Tarih boyunca dünyanın birçok yerinde aristokratlar, soylular, krallar ve genç prensler dokunulmaz kabul edilirdi ve ilahi haklarla korunurdu. Bir soyluya veya soylu bir çocuğa el sürmek, genellikle en ağır şekilde cezalandırılan bir suç olarak görülürdü, bazen bu ceza ölümle bile sonuçlanabilirdi. Peki, kralınızın varisini nasıl cezalandırırsınız? Cevap, Kırbaç Çocukları (Whipping Boys) idi.

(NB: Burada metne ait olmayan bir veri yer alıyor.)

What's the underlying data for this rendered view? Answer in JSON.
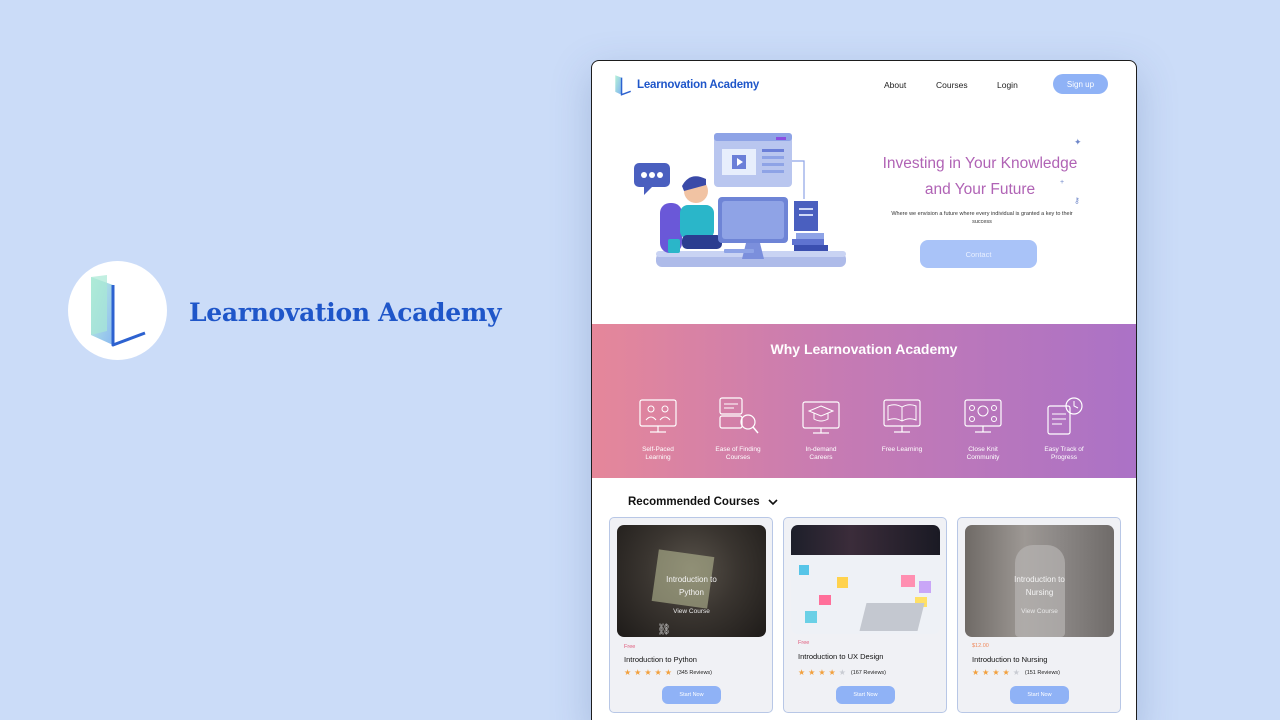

Kırbaç çocuğu, başka bir deyişle ceza vekili, bir prens veya genç bir hükümdarla birlikte eğitilen ve genç hükümdarın hataları ve suçları için kırbaçlanma gibi fiziksel cezalara çarptırılan bir çocuktu. Prens, bu cezayı izlemek zorunda bırakılırdı. Bir arkadaşının kendi hatası yüzünden cezalandırıldığını görmenin onları yaramazlıktan caydıracağı düşünülürdü. Türkçeye Şamar Oğlanı diye geçtiği için Osmanlı ve Selçuklu dönemlerinde de yaygın olduğu düşünülebilir ama kaynaklarda bu tip bir uygulamaya rastlanmıyor. Ama tanımın varlığı, kullanılan fakat üstü örtülen bir gelenek olduğunu da hissettiriyor. Birçok yerde bu geleneğin Antik Roma’dan geldiği iddia edilse de, bu tezi destekleyen pek bir kaynak da yok.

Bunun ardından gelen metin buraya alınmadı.